Now these concepts are easily extended to two dimensions:

$$f(x,y)=\frac{1}{{(2\pi )}^2}{\int }_{-\infty }^{\infty }{\int }_{-\infty }^{\infty }g(k_x,k_y)e^{-i(x{k}_x+y{k}_y)}d{k}_{x}d{k}_y$$ where $$g(k_x,k_y)={\int }_{-\infty }^{\infty }{\int }_{-\infty }^{\infty }f(x,y)e^{i(x{k}_x+y{k}_y)}dxdy\text{.}$$

This tells us is that any nonperiodic function of two variables $f(x,y)$ can be synthesized from a distribution of plane waves each with amplitude $g(k_x,k_y)$ .
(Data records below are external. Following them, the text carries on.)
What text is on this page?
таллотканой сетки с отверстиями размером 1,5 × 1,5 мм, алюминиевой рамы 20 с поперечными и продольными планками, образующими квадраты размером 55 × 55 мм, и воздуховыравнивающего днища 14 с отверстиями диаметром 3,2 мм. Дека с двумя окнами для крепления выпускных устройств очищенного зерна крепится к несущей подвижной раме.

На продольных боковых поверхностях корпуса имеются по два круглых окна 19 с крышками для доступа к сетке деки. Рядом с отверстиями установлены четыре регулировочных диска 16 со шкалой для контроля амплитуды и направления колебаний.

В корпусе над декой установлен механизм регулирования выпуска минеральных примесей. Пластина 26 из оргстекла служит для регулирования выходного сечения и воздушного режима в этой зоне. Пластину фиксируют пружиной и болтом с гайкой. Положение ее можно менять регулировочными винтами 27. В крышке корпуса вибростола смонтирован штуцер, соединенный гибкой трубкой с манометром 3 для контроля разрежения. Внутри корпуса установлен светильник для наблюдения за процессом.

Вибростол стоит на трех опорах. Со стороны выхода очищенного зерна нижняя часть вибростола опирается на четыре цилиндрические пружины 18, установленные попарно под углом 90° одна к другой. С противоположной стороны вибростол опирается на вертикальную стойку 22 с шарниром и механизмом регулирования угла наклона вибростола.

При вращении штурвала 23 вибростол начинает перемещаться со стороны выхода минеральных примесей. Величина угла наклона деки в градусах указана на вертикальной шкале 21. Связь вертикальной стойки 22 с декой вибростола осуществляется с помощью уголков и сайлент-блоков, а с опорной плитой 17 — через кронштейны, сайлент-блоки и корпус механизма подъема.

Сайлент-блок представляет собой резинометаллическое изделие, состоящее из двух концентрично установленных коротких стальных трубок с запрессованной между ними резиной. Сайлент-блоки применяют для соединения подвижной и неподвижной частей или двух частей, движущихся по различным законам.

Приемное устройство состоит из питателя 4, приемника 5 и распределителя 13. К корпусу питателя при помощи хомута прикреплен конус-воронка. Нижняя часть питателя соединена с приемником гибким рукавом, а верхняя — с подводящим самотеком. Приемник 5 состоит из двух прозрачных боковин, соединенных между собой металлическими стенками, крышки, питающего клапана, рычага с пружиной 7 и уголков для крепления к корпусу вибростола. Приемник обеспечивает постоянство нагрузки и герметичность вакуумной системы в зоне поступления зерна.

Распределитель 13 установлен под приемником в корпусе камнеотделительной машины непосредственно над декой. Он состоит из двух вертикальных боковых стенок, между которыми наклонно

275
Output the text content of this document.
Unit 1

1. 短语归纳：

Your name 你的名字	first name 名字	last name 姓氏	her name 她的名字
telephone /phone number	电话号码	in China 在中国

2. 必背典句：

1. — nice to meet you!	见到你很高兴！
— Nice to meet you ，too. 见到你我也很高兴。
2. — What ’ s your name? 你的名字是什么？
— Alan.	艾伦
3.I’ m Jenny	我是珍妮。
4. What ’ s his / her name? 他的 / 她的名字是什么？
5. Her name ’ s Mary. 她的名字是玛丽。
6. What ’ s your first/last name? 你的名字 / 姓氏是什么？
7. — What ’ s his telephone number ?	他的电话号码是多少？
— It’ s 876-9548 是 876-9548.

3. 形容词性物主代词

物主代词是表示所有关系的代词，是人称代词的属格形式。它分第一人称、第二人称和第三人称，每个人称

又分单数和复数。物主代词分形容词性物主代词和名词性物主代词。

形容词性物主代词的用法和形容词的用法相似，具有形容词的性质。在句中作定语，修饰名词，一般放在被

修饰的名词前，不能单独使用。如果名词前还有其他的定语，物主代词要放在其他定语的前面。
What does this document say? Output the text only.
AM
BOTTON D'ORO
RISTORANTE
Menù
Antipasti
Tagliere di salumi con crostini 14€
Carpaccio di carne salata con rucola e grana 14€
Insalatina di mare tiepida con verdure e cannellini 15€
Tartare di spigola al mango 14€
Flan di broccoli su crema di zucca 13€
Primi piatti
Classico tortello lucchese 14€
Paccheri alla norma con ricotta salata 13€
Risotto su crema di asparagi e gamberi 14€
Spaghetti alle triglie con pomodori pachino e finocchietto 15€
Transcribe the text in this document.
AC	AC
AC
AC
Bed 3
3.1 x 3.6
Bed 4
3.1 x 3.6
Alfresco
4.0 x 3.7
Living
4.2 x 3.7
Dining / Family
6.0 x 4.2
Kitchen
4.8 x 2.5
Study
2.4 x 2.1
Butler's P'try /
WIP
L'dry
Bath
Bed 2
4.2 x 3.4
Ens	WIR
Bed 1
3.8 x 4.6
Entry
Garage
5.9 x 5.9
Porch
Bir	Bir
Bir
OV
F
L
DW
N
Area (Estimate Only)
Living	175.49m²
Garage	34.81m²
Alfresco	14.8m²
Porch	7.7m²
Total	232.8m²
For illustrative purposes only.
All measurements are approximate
Lets consider Fraunhofer diffraction through an aperture again. For example consider a rectangular aperture as show in the figure. If $\overrightarrow{{\varepsilon }_A}$ is the source strength per unit area (assumed to be constant over the entire area in this example) and $dS=dxdz$ is an infinitesmal area at a point in the aperture then we have:

We can define a source strength per unit area $$d\vec{E}=\frac{\overrightarrow{{\varepsilon }_A}}{R}{e}^{i(\omega t-kr)}$$

Notice that I flipped the sign in the exponential from what I used in the earlier lectures on diffraction. This does not change the physics content ofwhat we are doing in any way, however it allows our notation to follow standard convention. $${\displaystyle \begin{array}{c}\vec{E}={\int }_{}^{}{\int }_{Aperture}^{}\frac{\overrightarrow{{\varepsilon }_A}}{R}{e}^{i(\omega t-kr)}dzdy\\ =\frac{\overrightarrow{{\varepsilon }_A}{e}^{i(\omega t-kR)}}{R}{\int }_{}^{}{\int }_{Aperture}^{}{e}^{ikyY/R}dy{e}^{ikzZ/R}dz\end{array}}$$

If we define $k_y=kY/R$ and $k_z=Z/R$ and we see that

$${\displaystyle \begin{array}{c}\overrightarrow{E}=\frac{\overrightarrow{{\varepsilon }_A}{e}^{i(\omega t-kR)}}{R}{\int }_{}^{}{\int }_{Aperture}^{}{e}^{iy{k}_y}{e}^{iz{k}_z}dydz\\ \overrightarrow{E}=\frac{\overrightarrow{{\varepsilon }_A}{e}^{i(\omega t-kR)}}{R}{\int }_{}^{}{\int }_{Aperture}^{}{e}^{i(y{k}_y+z{k}_z)}dydz\end{array}}$$

That is, it is equal to the Fourier transform. In fact one can define an "Aperture Function" $A(y,z)\text{.}$ Such that

$$\overrightarrow{E}={\int }_{-\infty }^{\infty }{\int }_{-\infty }^{\infty }A(y,z)e^{i(y{k}_y+z{k}_z)}dydz$$

For a rectangular aperture $A(y,z)=\frac{\overrightarrow{{\varepsilon }_A}{e}^{i(\omega t-kR)}}{R}$ inside the aperture and zero outside it. The aperture function can be much more complex (literally) allowing for changes in source strength and phasethrough the aperture. The resulting E field is the Fourier transform of the aperture function.